P53-dependent UVB responsiveness of human keratinocytes can be altered by cultivation on cell cycle-arrested dermal fibroblasts.

In cultured human keratinocytes, the tumor suppressor p53 acts as a control element in the protective response to UVB radiation and is affected by a variety of factors linked to cellular adhesion and differentiation. Because keratinocytes within the epidermis are not a homogeneous population but differ in their proliferative capacity and differentiation status, we compared the UVB responsiveness of primary keratinocyte populations isolated from various skin biopsies using p53 expression as a marker for their sensitivity to UVB. Besides keratinocytes exhibiting a UVB dose- and time-dependent upregulation of p53, keratinocyte populations were detected with high p53 expression levels even without irradiation.

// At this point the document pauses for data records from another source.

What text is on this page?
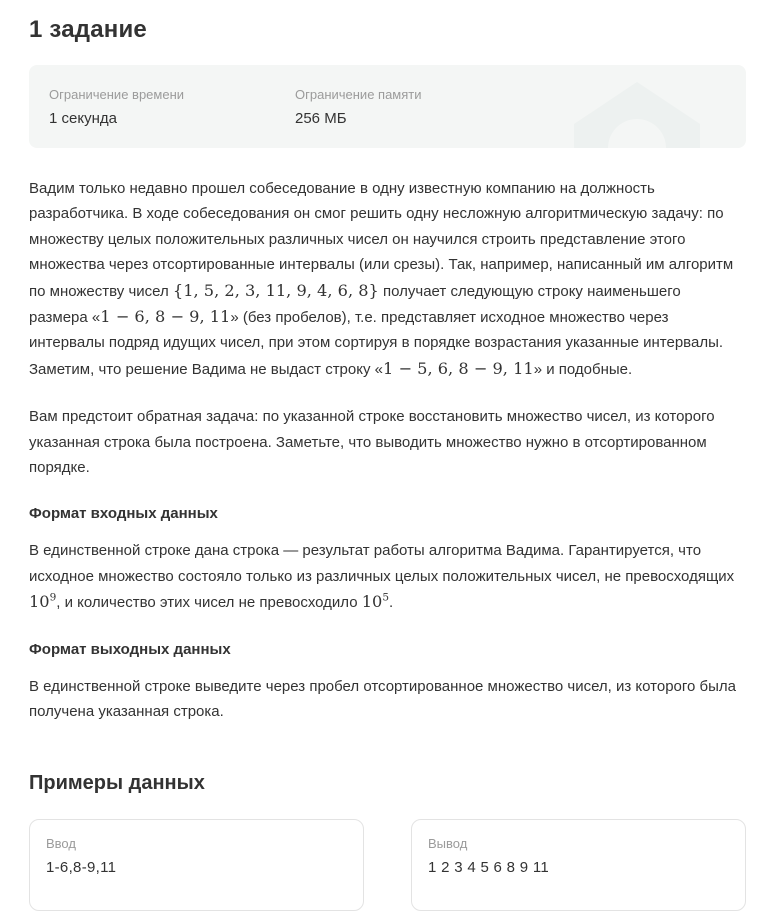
1 задание
Ограничение времени
1 секунда
Ограничение памяти
256 МБ

Вадим только недавно прошел собеседование в одну известную компанию на должность разработчика. В ходе собеседования он смог решить одну несложную алгоритмическую задачу: по множеству целых положительных различных чисел он научился строить представление этого множества через отсортированные интервалы (или срезы). Так, например, написанный им алгоритм по множеству чисел {1, 5, 2, 3, 11, 9, 4, 6, 8} получает следующую строку наименьшего размера «1 − 6, 8 − 9, 11» (без пробелов), т.е. представляет исходное множество через интервалы подряд идущих чисел, при этом сортируя в порядке возрастания указанные интервалы. Заметим, что решение Вадима не выдаст строку «1 − 5, 6, 8 − 9, 11» и подобные.

Вам предстоит обратная задача: по указанной строке восстановить множество чисел, из которого указанная строка была построена. Заметьте, что выводить множество нужно в отсортированном порядке.

Формат входных данных

В единственной строке дана строка — результат работы алгоритма Вадима. Гарантируется, что исходное множество состояло только из различных целых положительных чисел, не превосходящих $10^9$, и количество этих чисел не превосходило $10^5$.

Формат выходных данных

В единственной строке выведите через пробел отсортированное множество чисел, из которого была получена указанная строка.

Примеры данных
Ввод
1-6,8-9,11
Вывод
1 2 3 4 5 6 8 9 11
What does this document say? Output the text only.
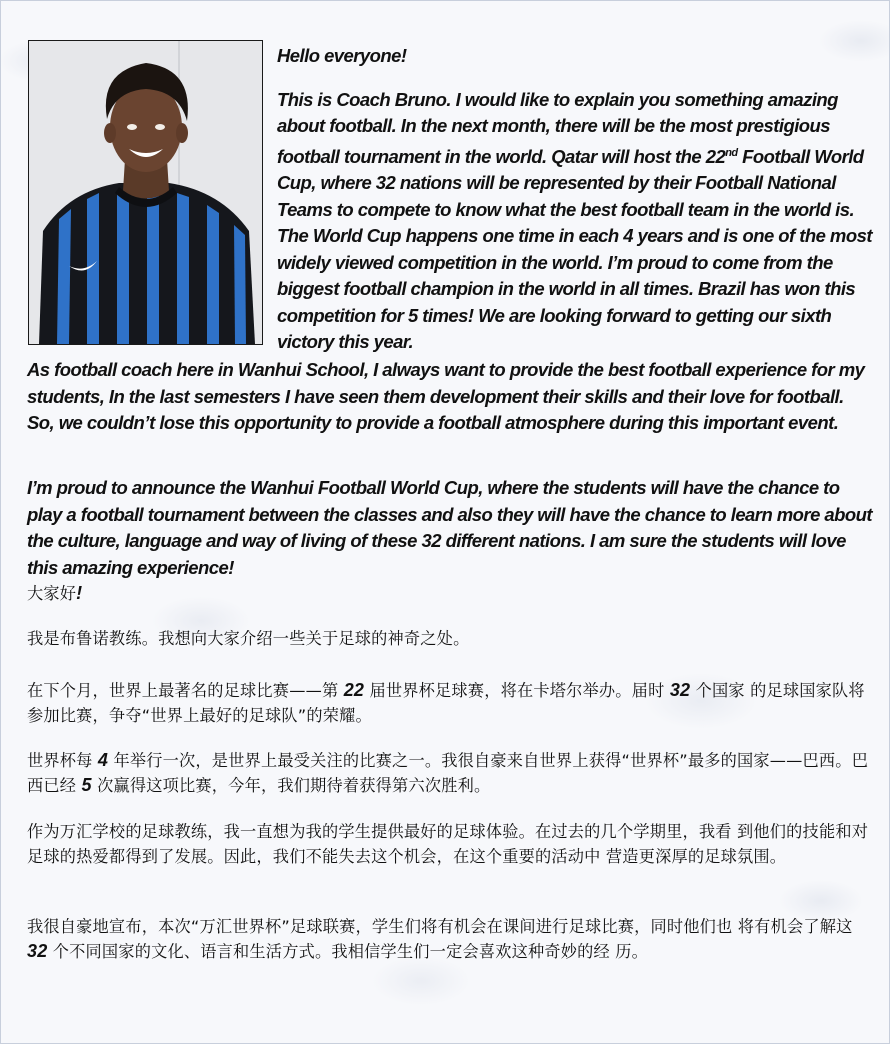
Hello everyone!

This is Coach Bruno. I would like to explain you something amazing about football. In the next month, there will be the most prestigious football tournament in the world. Qatar will host the 22nd Football World Cup, where 32 nations will be represented by their Football National Teams to compete to know what the best football team in the world is. The World Cup happens one time in each 4 years and is one of the most widely viewed competition in the world. I’m proud to come from the biggest football champion in the world in all times. Brazil has won this competition for 5 times! We are looking forward to getting our sixth victory this year.

As football coach here in Wanhui School, I always want to provide the best football experience for my students, In the last semesters I have seen them development their skills and their love for football. So, we couldn’t lose this opportunity to provide a football atmosphere during this important event.

I’m proud to announce the Wanhui Football World Cup, where the students will have the chance to play a football tournament between the classes and also they will have the chance to learn more about the culture, language and way of living of these 32 different nations. I am sure the students will love this amazing experience!

大家好!

我是布鲁诺教练。我想向大家介绍一些关于足球的神奇之处。

在下个月，世界上最著名的足球比赛——第 22 届世界杯足球赛，将在卡塔尔举办。届时 32 个国家 的足球国家队将参加比赛，争夺“世界上最好的足球队”的荣耀。

世界杯每 4 年举行一次，是世界上最受关注的比赛之一。我很自豪来自世界上获得“世界杯”最多的国家——巴西。巴西已经 5 次赢得这项比赛，今年，我们期待着获得第六次胜利。

作为万汇学校的足球教练，我一直想为我的学生提供最好的足球体验。在过去的几个学期里，我看 到他们的技能和对足球的热爱都得到了发展。因此，我们不能失去这个机会，在这个重要的活动中 营造更深厚的足球氛围。

我很自豪地宣布，本次“万汇世界杯”足球联赛，学生们将有机会在课间进行足球比赛，同时他们也 将有机会了解这 32 个不同国家的文化、语言和生活方式。我相信学生们一定会喜欢这种奇妙的经 历。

Such keratinocytes did not regulate p53 expression in response to UVB. Furthermore their p53-mediated UVB response was influenced by cocultivation with human dermal fibroblasts (HDF) but not with cell cycle-arrested human normal keratinocytes or HaCaT keratinocytes. When these cells were cultivated together with arrested HDF, they did not only reveal increased p53 expression levels after UVB treatment but also a more pronounced transcriptional activation of the p53 downstream target gene p21. These findings indicate that the UVB response of keratinocytes, specifically the activation of the tumor suppressor p53, is heterogeneous and can be affected by growth conditions.